Not sure if this is good or bad but having been here, my perception of the people here have changed completely…majority, not for the better. Especially so for those who belong to the upper class. I have witnessed how the rich intimidated a waitress, a driver, a security guard, an ayi….the list could go on. How being nice means "I can take advantage of you". I have warned kids who tried to bully my children. (It is a big mistake to even have a thought about it). How people try to win your favour because they see some value in you. Am I an idealist? I hardly could tolerate hypocrites but are we not surrounded by them all our lives?
The word 'shell' opened my eyes to a new meaning. Nothing is for real until it is real! My first house here was fantastic…on the outside. Barely into the first month, the pipe under the kitchen sink started leaking and believe me, it didn't stop till the day we moved out. Then the roof leaked, then the flooring popped, then the cornice fell……any one of us could have been hurt but the Grace of God kept us. Truly, the Will of God will not lead us to where the Grace of God cannot keep us. I don't have to go on about the food and the most recent 'rail' mess.
It was here that I realised what happened to all the good teachers in SG…they have all descended on SSIS. I have met some of the cream of the crop teachers. Teachers who are more concerned with the learning than the results. This is the TRUE meaning of education. If good results come with good learning, that's the icing on the cake. But honestly, if there is a good learning process, good results will usually follow. Sadly, SG schools are more concerned with only good results.

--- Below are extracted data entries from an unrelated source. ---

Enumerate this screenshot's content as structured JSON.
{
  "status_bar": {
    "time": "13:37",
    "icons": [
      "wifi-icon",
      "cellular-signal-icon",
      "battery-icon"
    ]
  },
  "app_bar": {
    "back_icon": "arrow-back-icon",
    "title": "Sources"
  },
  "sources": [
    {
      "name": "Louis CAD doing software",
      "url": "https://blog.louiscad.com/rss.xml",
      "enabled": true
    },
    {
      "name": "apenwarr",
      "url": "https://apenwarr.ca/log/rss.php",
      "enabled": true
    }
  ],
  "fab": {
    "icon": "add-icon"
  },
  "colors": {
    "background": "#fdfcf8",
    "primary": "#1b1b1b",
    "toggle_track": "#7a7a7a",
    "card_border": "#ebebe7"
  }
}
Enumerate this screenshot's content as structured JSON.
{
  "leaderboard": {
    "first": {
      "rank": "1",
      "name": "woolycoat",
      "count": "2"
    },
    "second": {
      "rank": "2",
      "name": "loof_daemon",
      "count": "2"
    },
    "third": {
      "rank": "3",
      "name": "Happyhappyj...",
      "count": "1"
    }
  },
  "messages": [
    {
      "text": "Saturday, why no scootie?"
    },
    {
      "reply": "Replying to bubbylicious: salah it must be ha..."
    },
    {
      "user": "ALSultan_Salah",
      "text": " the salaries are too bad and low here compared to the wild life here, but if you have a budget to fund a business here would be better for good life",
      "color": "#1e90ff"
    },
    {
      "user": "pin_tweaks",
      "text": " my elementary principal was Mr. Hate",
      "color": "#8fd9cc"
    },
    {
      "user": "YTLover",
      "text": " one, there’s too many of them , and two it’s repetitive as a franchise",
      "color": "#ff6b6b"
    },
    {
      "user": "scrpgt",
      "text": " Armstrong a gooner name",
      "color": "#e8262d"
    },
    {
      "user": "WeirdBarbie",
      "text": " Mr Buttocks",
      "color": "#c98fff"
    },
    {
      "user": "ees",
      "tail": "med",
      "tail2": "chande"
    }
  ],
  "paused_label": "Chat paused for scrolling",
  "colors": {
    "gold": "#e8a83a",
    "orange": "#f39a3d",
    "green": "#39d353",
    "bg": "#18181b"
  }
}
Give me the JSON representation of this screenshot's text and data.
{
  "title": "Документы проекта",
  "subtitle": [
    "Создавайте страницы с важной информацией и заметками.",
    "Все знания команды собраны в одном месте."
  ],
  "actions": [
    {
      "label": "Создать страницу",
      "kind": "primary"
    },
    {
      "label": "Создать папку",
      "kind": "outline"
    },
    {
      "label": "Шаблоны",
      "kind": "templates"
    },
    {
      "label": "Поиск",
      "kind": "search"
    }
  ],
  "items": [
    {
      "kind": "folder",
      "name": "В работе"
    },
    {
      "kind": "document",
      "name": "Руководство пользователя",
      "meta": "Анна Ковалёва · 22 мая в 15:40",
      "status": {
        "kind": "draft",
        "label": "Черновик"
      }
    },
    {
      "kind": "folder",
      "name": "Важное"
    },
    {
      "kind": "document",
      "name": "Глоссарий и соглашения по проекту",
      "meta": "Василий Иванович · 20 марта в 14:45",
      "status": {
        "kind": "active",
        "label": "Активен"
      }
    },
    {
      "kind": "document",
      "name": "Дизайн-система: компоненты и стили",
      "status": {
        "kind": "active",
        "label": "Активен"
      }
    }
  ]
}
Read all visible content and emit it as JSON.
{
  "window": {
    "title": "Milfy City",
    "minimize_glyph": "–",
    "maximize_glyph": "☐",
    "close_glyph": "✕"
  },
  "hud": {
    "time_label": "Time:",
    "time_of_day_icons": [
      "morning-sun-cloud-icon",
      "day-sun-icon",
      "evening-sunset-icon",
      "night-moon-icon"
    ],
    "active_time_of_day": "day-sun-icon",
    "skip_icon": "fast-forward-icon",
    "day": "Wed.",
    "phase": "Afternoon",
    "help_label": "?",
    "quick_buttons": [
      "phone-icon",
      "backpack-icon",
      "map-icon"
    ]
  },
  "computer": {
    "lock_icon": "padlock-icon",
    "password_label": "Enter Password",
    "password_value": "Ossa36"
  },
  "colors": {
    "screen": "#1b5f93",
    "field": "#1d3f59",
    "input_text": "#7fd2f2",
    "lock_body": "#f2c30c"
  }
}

However, I have also made friends with some really nice humble people. They are not rich, some are middle-class, some are lower class. They showed me what having a soul is all about. My part-time helper is probably the only local whom I can trust. She has been working for me since day one of my arrival. She doesn't take advantage of me although I have been very nice to her. In fact, she reciprocated my kindness with her generosity. Farm grown peaches, corn, vegetables, water-melons, home-cooked dumplings, spring roll are just some of the things she would share with us. The book seller, the DVD seller made sure we only have the best quality. The fruit-sellers who sell me only the sweetest and the juiciest. The gardeners and the cleaners in my compound. I thank them by giving them my little home-baked cup cakes. I could see their gratitude when they gave me a broad smile showing their white teeth on a sun-burnt, red hot face. The lines and wrinkles on their face could not hide the kind of tough life they have to go through but it will be worth it. Being able to come to the city to work means having a better life when they return to their hometown.
Yes, this will be the final lap. Looking back, I have indeed come a long way…do I want to return to the land which helped me to see how far I could stretch myself? This is a land of opportunities, a land of wealth…
Nah…however good others may say it is…the truth remains, this is not my HOME.